Will Car catalytic converters work? What if you went to the junk yard and ground up a bunch of catalytic converters?

Marko said at December 8, 2005 12:20 PM:

Hydrogen Still
Will someone figure a way to create a storable ongoing supply of hydrogen fuel from chemical/biologic reaction using a sealed container similar to a still, that can be built and used by the everday person.
Modified algae can produce hydrogen.

K. Narayana Rao said at October 30, 2006 6:15 AM:

What is the need to produce Hydrogen?
Just go with (Bio-mass) means direct methanol fuel cells like that
i know what is the problem with BMFC
but we can cross it? then only we can use the vehicles which are going now
Other it makes much more garbage.

CHUCK STONE said at May 12, 2008 3:13 AM:

New ideas need time to develop and dedicated inventors to develop them. Do not let the nay sayers deter you. Keep trying and you may be the one person who finds the answers needed. The problem is more about politics and human greed than technology. Be like the Wright brothers and go down in history as the person who expanded the envelope beyond that defined by the universities and documented in the text books. There is no text book that shows you how to build any new idea that has never been built.

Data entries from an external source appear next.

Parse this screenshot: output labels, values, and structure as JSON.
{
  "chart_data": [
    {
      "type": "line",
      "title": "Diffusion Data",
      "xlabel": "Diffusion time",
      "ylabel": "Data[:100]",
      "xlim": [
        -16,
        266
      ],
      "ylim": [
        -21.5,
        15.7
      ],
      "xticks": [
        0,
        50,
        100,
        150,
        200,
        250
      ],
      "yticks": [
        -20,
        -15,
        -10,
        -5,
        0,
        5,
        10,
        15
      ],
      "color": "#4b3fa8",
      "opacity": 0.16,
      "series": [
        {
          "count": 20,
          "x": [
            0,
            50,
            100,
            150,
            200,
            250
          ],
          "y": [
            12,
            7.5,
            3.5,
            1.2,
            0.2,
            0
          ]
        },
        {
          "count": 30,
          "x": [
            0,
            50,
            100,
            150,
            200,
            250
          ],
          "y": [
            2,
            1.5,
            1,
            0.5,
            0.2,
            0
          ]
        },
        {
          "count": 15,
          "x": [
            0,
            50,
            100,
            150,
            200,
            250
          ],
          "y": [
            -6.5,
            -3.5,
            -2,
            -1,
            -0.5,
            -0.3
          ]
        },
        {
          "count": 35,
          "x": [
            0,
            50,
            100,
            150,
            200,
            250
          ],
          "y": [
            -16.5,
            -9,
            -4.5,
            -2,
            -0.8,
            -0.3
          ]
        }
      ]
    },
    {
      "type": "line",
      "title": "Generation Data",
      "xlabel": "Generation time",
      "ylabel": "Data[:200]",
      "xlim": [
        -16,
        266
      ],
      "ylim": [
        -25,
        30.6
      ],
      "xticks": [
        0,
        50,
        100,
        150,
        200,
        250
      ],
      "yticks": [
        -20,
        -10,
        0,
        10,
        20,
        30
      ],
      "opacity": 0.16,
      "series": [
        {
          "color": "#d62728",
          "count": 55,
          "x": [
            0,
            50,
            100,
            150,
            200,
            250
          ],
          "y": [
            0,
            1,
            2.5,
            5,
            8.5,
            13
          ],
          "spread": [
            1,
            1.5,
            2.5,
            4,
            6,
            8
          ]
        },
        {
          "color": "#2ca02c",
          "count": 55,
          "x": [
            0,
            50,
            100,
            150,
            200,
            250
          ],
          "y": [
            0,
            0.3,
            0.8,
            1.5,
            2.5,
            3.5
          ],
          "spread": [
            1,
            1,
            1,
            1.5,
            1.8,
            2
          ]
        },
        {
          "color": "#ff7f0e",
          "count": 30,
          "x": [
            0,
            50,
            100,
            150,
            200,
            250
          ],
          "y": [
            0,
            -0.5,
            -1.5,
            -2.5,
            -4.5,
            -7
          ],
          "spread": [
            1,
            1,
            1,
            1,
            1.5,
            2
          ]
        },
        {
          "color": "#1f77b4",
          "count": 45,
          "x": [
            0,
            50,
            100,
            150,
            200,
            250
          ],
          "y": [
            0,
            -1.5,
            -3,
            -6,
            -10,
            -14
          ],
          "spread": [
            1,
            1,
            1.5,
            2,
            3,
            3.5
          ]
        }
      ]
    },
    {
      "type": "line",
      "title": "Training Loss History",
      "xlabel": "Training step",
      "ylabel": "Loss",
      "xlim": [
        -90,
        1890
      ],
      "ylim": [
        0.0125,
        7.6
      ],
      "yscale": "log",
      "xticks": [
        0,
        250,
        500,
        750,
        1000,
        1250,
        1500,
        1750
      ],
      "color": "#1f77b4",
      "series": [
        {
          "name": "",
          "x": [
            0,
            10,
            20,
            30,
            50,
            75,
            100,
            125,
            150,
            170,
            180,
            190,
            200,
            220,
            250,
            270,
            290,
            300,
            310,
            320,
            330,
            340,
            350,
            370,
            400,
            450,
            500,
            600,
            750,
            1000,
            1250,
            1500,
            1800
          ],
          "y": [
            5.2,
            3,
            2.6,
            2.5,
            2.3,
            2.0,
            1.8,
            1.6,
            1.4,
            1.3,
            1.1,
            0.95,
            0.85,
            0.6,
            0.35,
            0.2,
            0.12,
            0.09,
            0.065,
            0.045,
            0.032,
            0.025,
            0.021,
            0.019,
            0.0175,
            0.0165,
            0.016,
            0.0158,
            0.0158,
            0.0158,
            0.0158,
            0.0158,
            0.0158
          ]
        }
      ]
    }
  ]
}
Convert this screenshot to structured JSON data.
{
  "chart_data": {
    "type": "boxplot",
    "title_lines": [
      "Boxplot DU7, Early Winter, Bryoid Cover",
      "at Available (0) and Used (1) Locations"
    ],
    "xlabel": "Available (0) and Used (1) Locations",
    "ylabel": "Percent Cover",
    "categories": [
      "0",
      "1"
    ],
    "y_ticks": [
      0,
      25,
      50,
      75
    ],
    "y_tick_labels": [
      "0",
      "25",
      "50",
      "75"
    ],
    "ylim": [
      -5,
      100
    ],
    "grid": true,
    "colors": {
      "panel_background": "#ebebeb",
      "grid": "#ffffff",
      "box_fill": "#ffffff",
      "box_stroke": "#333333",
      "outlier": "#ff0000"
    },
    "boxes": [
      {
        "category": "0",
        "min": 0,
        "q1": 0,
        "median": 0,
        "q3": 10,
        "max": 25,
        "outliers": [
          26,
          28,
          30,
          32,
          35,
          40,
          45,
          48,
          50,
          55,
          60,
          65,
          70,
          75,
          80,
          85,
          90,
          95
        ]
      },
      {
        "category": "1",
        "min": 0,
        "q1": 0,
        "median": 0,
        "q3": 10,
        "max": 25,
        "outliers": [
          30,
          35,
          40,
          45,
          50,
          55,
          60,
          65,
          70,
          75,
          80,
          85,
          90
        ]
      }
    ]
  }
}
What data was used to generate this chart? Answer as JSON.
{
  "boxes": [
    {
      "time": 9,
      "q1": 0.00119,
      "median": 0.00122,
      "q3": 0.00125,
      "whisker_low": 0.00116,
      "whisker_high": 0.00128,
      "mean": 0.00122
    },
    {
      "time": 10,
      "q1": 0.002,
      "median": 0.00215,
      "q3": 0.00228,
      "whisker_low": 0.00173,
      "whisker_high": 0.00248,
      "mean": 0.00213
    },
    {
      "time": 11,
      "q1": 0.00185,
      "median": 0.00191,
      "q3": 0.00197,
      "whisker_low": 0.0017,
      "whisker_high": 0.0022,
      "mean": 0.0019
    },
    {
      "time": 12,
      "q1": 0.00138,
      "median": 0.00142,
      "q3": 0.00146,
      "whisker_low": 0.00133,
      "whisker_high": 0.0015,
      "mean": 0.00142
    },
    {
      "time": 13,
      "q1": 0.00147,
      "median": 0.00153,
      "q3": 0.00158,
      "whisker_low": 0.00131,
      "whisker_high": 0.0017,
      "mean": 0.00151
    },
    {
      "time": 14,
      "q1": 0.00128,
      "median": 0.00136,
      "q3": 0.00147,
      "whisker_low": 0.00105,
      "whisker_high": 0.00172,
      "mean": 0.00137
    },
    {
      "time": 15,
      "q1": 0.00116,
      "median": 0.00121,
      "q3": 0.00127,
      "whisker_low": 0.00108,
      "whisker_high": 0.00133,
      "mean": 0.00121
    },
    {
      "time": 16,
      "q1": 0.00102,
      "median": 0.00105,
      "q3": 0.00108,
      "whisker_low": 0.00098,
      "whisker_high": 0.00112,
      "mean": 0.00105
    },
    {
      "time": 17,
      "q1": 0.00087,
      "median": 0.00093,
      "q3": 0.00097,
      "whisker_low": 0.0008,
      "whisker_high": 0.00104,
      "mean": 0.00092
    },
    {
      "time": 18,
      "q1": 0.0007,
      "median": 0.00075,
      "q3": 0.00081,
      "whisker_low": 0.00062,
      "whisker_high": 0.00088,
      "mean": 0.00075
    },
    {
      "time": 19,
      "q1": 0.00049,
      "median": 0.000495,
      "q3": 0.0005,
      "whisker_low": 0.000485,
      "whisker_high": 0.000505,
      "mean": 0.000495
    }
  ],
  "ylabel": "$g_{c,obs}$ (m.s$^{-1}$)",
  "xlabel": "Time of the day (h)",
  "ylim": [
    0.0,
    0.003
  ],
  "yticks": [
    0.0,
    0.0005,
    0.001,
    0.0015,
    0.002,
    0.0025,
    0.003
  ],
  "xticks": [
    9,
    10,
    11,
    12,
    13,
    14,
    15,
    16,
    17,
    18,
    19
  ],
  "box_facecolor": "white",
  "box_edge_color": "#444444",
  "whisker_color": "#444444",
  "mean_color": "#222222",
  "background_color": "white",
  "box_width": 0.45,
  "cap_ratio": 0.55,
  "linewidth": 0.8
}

At 72 years old I have seen many new ideas developed by advocates, and read lots of history about the great works of Tesla, Edison, Ford, etc. I invite you to checkout my website at "www.waterfueledsystems.net" just for fun. That site shows water based fuels that work well and includes the Advanced Lunar Power System we developed for NASA to run on the Moon using water for the fuel and oxidizer. My final invention is a water fueled engine that uses waste heat to crack tap water into hydrogen and oxygen "on-demand" without electrolysis. Two engines are in test now and a third one is being prepared for testing.

We operate on our own funds and are having lots of fun. We sell nothing today but we expect to produce fleet vehicles for sale in 2010. Our only problems will be the politics of "BIG OIL" and dumb governments. The site has a little history of the 10 year experiment we did for the State of California (1980-1989)for the water based fuel known as Methanol. We built the first 500 vehicles and sold them and that was the start of today's 85/15 Flexfuel vehicles. Ours were high compression (12 to 1), but the "BIG THREE" automakers only built poor performance low compression vehicles and the dumb government of California let them do it.

Have fun while working on your ideas and remember - life is short so make the best out of it. Never mind the "NAY SAYERS" who never produce any solutions for anything.